Monday, August 21, 2006

The worst thing that has ever happened ever

It is the saddest day in the entire history of historiness, the Red Sox have just been swept in a five-game series by the hated Yankees and now thousands of New Englanders are desperately searching for the closest, highest bridge from which to fling themselves.
I could not believe my eyes this weekend as I watched ... well, okay, I didn't watch one single inning of it. Please forgive me if I'm not all broken up because the local nine looked like the Bad News Bears. It's not like I'm not a sports fan, not a Red Sox fan, because I am. I went to my first game at Fenway when with my dad in 1977, I was ecstatic when they came back to beat the Yankees and then won the World Series in 2004. If anything, this weekend was probably pretty unusual in that I went five straight games without watching a single inning.

But the bottom line is that the Red Sox, and every other professional sports team, is played by a bunch of really rich people you and I don't know. Seems to me that the reasonable, healthy thing to do is enjoy the game, feel a little up when the home team wins, and change the channel, shut the TV off, or just basically move on with your life when the home team loses. Yeah, I know, that's not the way it ends up working most the time.

Professional (and college) sports is a great form of entertainment, and at its best, it can rise to be something more.
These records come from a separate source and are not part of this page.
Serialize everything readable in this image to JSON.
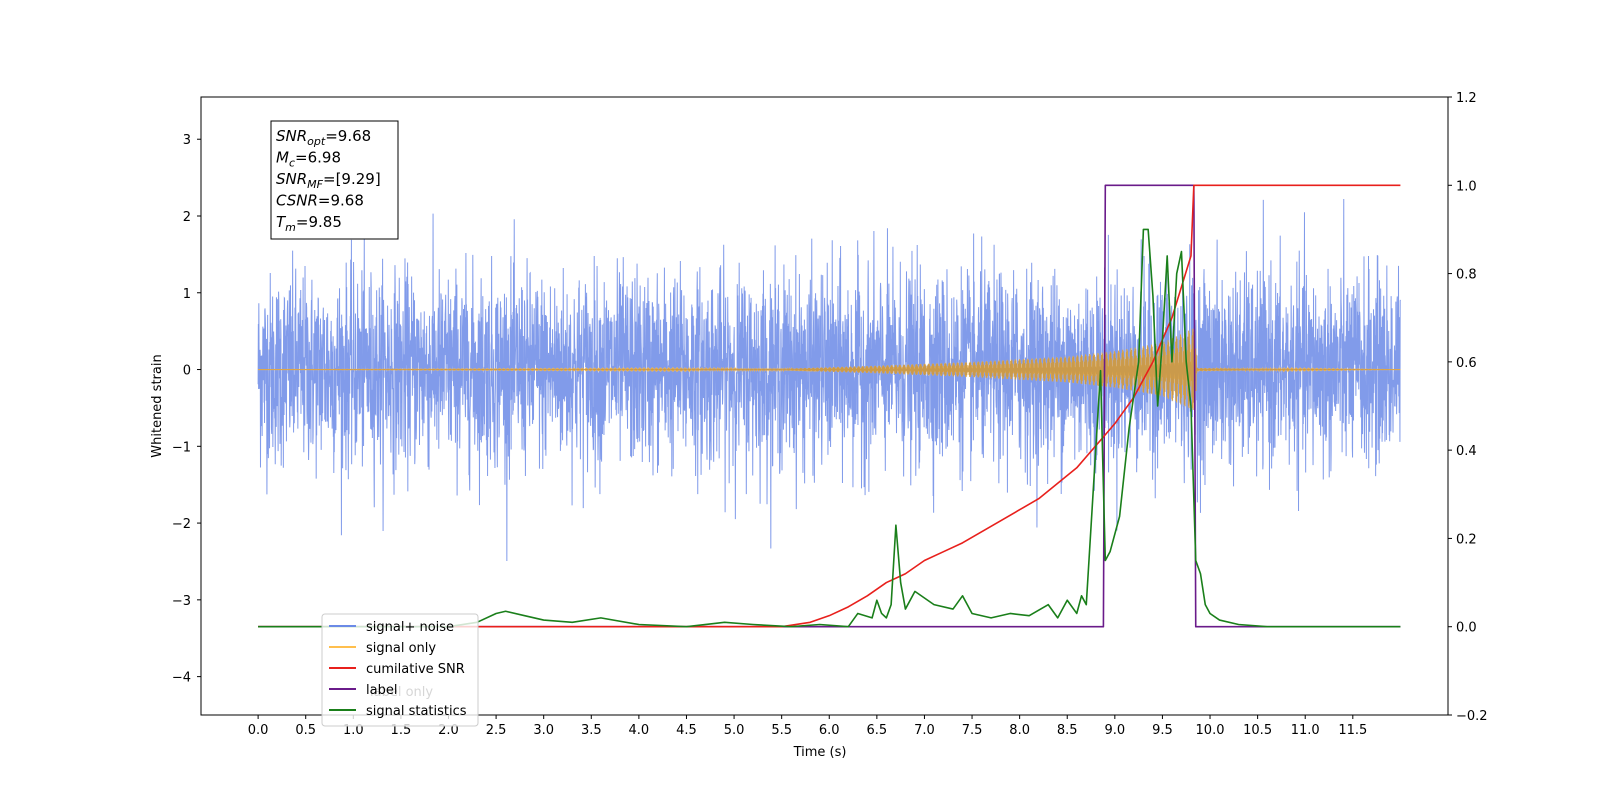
{
  "chart_data": {
    "type": "line",
    "title": "",
    "xlabel": "Time (s)",
    "ylabel": "Whitened strain",
    "xlim": [
      -0.6,
      12.5
    ],
    "ylim": [
      -4.5,
      3.55
    ],
    "y2lim": [
      -0.2,
      1.2
    ],
    "x_ticks": [
      "0.0",
      "0.5",
      "1.0",
      "1.5",
      "2.0",
      "2.5",
      "3.0",
      "3.5",
      "4.0",
      "4.5",
      "5.0",
      "5.5",
      "6.0",
      "6.5",
      "7.0",
      "7.5",
      "8.0",
      "8.5",
      "9.0",
      "9.5",
      "10.0",
      "10.5",
      "11.0",
      "11.5"
    ],
    "y_ticks": [
      "3",
      "2",
      "1",
      "0",
      "−1",
      "−2",
      "−3",
      "−4"
    ],
    "y_tick_values": [
      3,
      2,
      1,
      0,
      -1,
      -2,
      -3,
      -4
    ],
    "y2_ticks": [
      "1.2",
      "1.0",
      "0.8",
      "0.6",
      "0.4",
      "0.2",
      "0.0",
      "−0.2"
    ],
    "y2_tick_values": [
      1.2,
      1.0,
      0.8,
      0.6,
      0.4,
      0.2,
      0.0,
      -0.2
    ],
    "grid": false,
    "legend_position": "lower-left",
    "annotation": {
      "lines": [
        {
          "sym": "SNR",
          "sub": "opt",
          "value": "=9.68"
        },
        {
          "sym": "M",
          "sub": "c",
          "value": "=6.98"
        },
        {
          "sym": "SNR",
          "sub": "MF",
          "value": "=[9.29]"
        },
        {
          "sym": "CSNR",
          "sub": "",
          "value": "=9.68"
        },
        {
          "sym": "T",
          "sub": "m",
          "value": "=9.85"
        }
      ]
    },
    "series": [
      {
        "name": "signal+ noise",
        "color": "#6b8ae6",
        "axis": "left",
        "kind": "noise",
        "t_start": 0.0,
        "t_end": 12.0,
        "amplitude": 1.35
      },
      {
        "name": "signal only",
        "color": "#ffbf4d",
        "axis": "left",
        "kind": "chirp",
        "t_start": 0.0,
        "t_end": 9.85,
        "envelope": [
          [
            0.0,
            0.0
          ],
          [
            5.5,
            0.01
          ],
          [
            6.5,
            0.05
          ],
          [
            7.5,
            0.1
          ],
          [
            8.5,
            0.17
          ],
          [
            9.0,
            0.24
          ],
          [
            9.5,
            0.35
          ],
          [
            9.85,
            0.55
          ],
          [
            9.86,
            0.02
          ],
          [
            10.5,
            0.01
          ],
          [
            12.0,
            0.0
          ]
        ]
      },
      {
        "name": "cumilative SNR",
        "color": "#e8201c",
        "axis": "right",
        "x": [
          0.0,
          5.5,
          5.8,
          6.0,
          6.2,
          6.4,
          6.6,
          6.8,
          7.0,
          7.2,
          7.4,
          7.6,
          7.8,
          8.0,
          8.2,
          8.4,
          8.6,
          8.8,
          9.0,
          9.2,
          9.4,
          9.6,
          9.8,
          9.83,
          12.0
        ],
        "y": [
          0.0,
          0.0,
          0.01,
          0.025,
          0.045,
          0.07,
          0.1,
          0.12,
          0.15,
          0.17,
          0.19,
          0.215,
          0.24,
          0.265,
          0.29,
          0.325,
          0.36,
          0.41,
          0.46,
          0.52,
          0.6,
          0.7,
          0.84,
          1.0,
          1.0
        ]
      },
      {
        "name": "label",
        "color": "#6a1b8a",
        "axis": "right",
        "x": [
          0.0,
          8.88,
          8.9,
          9.83,
          9.85,
          12.0
        ],
        "y": [
          0.0,
          0.0,
          1.0,
          1.0,
          0.0,
          0.0
        ]
      },
      {
        "name": "label only",
        "color": "#800080",
        "axis": "right",
        "hidden_in_plot": true,
        "x": [],
        "y": []
      },
      {
        "name": "signal statistics",
        "color": "#1a7f1a",
        "axis": "right",
        "x": [
          0.0,
          2.0,
          2.3,
          2.5,
          2.6,
          2.8,
          3.0,
          3.3,
          3.6,
          4.0,
          4.5,
          4.9,
          5.2,
          5.6,
          5.9,
          6.2,
          6.3,
          6.45,
          6.5,
          6.55,
          6.6,
          6.65,
          6.7,
          6.75,
          6.8,
          6.9,
          7.1,
          7.3,
          7.4,
          7.45,
          7.5,
          7.7,
          7.9,
          8.1,
          8.3,
          8.4,
          8.5,
          8.6,
          8.65,
          8.7,
          8.85,
          8.87,
          8.9,
          8.95,
          9.05,
          9.15,
          9.25,
          9.3,
          9.35,
          9.4,
          9.45,
          9.5,
          9.55,
          9.6,
          9.65,
          9.7,
          9.75,
          9.8,
          9.85,
          9.9,
          9.95,
          10.0,
          10.1,
          10.3,
          10.6,
          11.0,
          12.0
        ],
        "y": [
          0.0,
          0.0,
          0.01,
          0.03,
          0.035,
          0.025,
          0.015,
          0.01,
          0.02,
          0.005,
          0.0,
          0.01,
          0.005,
          0.0,
          0.005,
          0.0,
          0.03,
          0.02,
          0.06,
          0.03,
          0.02,
          0.05,
          0.23,
          0.1,
          0.04,
          0.08,
          0.05,
          0.04,
          0.07,
          0.05,
          0.03,
          0.02,
          0.03,
          0.025,
          0.05,
          0.02,
          0.06,
          0.03,
          0.07,
          0.05,
          0.58,
          0.4,
          0.15,
          0.17,
          0.25,
          0.45,
          0.6,
          0.9,
          0.9,
          0.75,
          0.5,
          0.65,
          0.84,
          0.6,
          0.8,
          0.85,
          0.6,
          0.5,
          0.15,
          0.12,
          0.05,
          0.03,
          0.015,
          0.005,
          0.0,
          0.0,
          0.0
        ]
      }
    ]
  },
  "legend": {
    "items": [
      {
        "label": "signal+ noise",
        "color": "#6b8ae6"
      },
      {
        "label": "signal only",
        "color": "#ffbf4d"
      },
      {
        "label": "cumilative SNR",
        "color": "#e8201c"
      },
      {
        "label": "label",
        "color": "#6a1b8a"
      },
      {
        "label": "signal statistics",
        "color": "#1a7f1a"
      }
    ]
  }
}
But in the end, whether or not the ball goes through Buckner's leg in the sixth game of the World Series, whether or not Ali knocks out Foreman in the eighth round in the jungle, whether or not Flutie hits Phelan in the end zone of the Orange Bowl, our lives go on pretty much unchanged.

Then again, if the Red Sox just had a %$*&^(*& bullpen...

1 Comments:

Blogger The Whining Stranger said...

As a long-suffering Tiger fan, I can appreciate your grief.